Structural Features for Functional Selectivity at Serotonin Receptors
Science – March 21, 2013
Source: OpenAlex
Summary
Serotonin receptors, crucial in treating conditions like depression and migraines, exhibit fascinating functional selectivity. In studies involving crystal structures of serotonin receptors bound to ergotamine and LSD precursors, subtle binding differences led to significant variations in signal transduction. Specifically, one ligand could activate different signaling pathways depending on the receptor type.

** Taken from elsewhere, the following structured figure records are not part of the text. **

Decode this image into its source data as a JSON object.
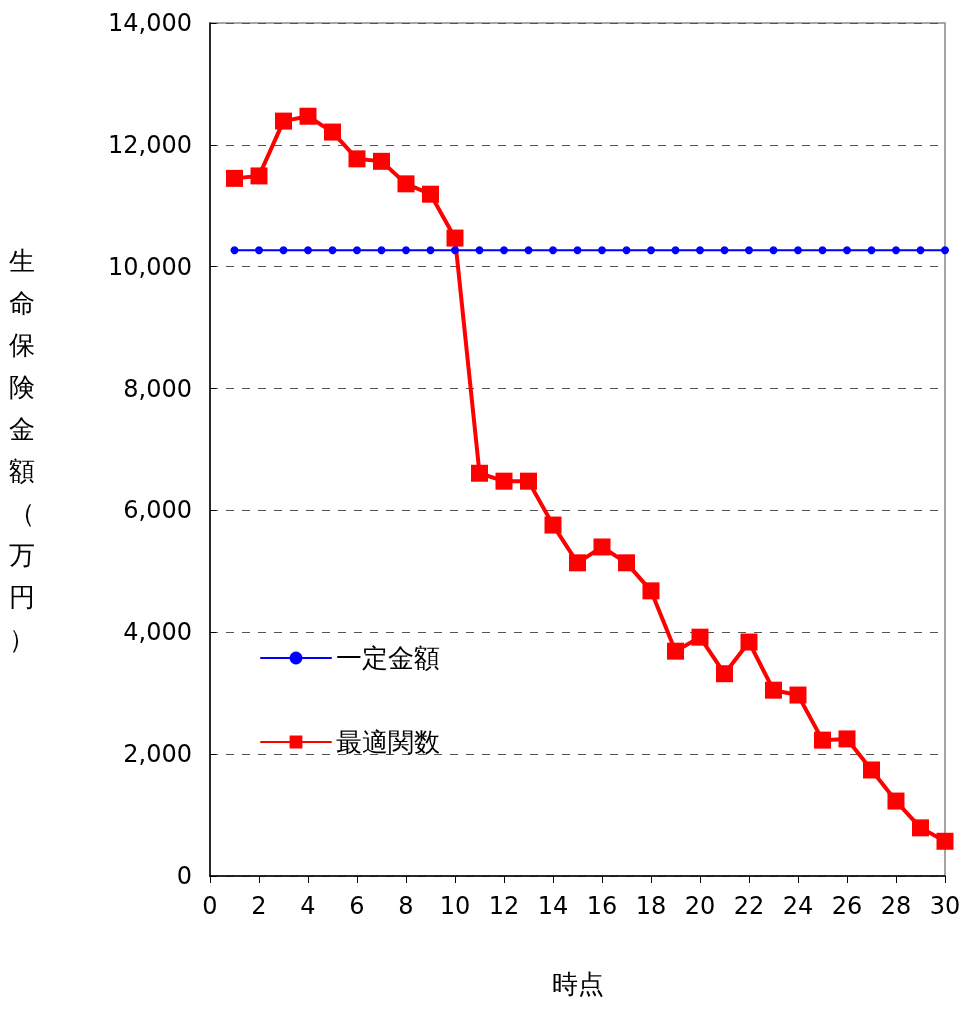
{
  "chart_data": {
    "type": "line",
    "xlabel": "時点",
    "ylabel": "生命保険金額（万円）",
    "x": [
      1,
      2,
      3,
      4,
      5,
      6,
      7,
      8,
      9,
      10,
      11,
      12,
      13,
      14,
      15,
      16,
      17,
      18,
      19,
      20,
      21,
      22,
      23,
      24,
      25,
      26,
      27,
      28,
      29,
      30
    ],
    "xlim": [
      0,
      30
    ],
    "xticks": [
      0,
      2,
      4,
      6,
      8,
      10,
      12,
      14,
      16,
      18,
      20,
      22,
      24,
      26,
      28,
      30
    ],
    "ylim": [
      0,
      14000
    ],
    "yticks": [
      0,
      {
        "value": 2000,
        "label": "2,000"
      },
      {
        "value": 4000,
        "label": "4,000"
      },
      {
        "value": 6000,
        "label": "6,000"
      },
      {
        "value": 8000,
        "label": "8,000"
      },
      {
        "value": 10000,
        "label": "10,000"
      },
      {
        "value": 12000,
        "label": "12,000"
      },
      {
        "value": 14000,
        "label": "14,000"
      }
    ],
    "grid": "y",
    "legend": "left",
    "line_style": "solid",
    "series": [
      {
        "name": "一定金額",
        "color": "#0000ff",
        "marker": "circle",
        "values": [
          10270,
          10270,
          10270,
          10270,
          10270,
          10270,
          10270,
          10270,
          10270,
          10270,
          10270,
          10270,
          10270,
          10270,
          10270,
          10270,
          10270,
          10270,
          10270,
          10270,
          10270,
          10270,
          10270,
          10270,
          10270,
          10270,
          10270,
          10270,
          10270,
          10270
        ]
      },
      {
        "name": "最適関数",
        "color": "#ff0000",
        "marker": "square",
        "values": [
          11450,
          11490,
          12390,
          12470,
          12210,
          11770,
          11730,
          11360,
          11190,
          10470,
          6610,
          6480,
          6480,
          5760,
          5140,
          5400,
          5140,
          4680,
          3690,
          3920,
          3320,
          3840,
          3050,
          2970,
          2230,
          2250,
          1740,
          1230,
          790,
          570
        ]
      }
    ]
  }
}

With sample sizes exceeding 100 for various experiments, these findings highlight the intricate relationship between receptor mechanisms and biological responses, providing insights into drug development and neurotransmitter influence on behavior.
Abstract
Dissecting Serotonin Receptors Serotonin receptors are the targets for many widely used drugs prescribed to treat ailments from depression to obesity and migraine headaches (see the Perspective by Palczewski and Kiser ). C. Wang et al. (p. 610 , published online 21 March) and Wacker et al. (p. 615 , published online 21 March) describe crystal structures of two members of the serotonin family of receptors bound to antimigraine medications or to a precursor of the hallucinogenic drug LSD. Subtle differences in the way particular ligands bind to the receptors cause substantial differences in the signals generated by the receptor and the consequent biological responses. The structures reveal how the same ligand can activate one or both of the two main serotonin receptor signaling mechanisms, depending on which particular receptor it binds.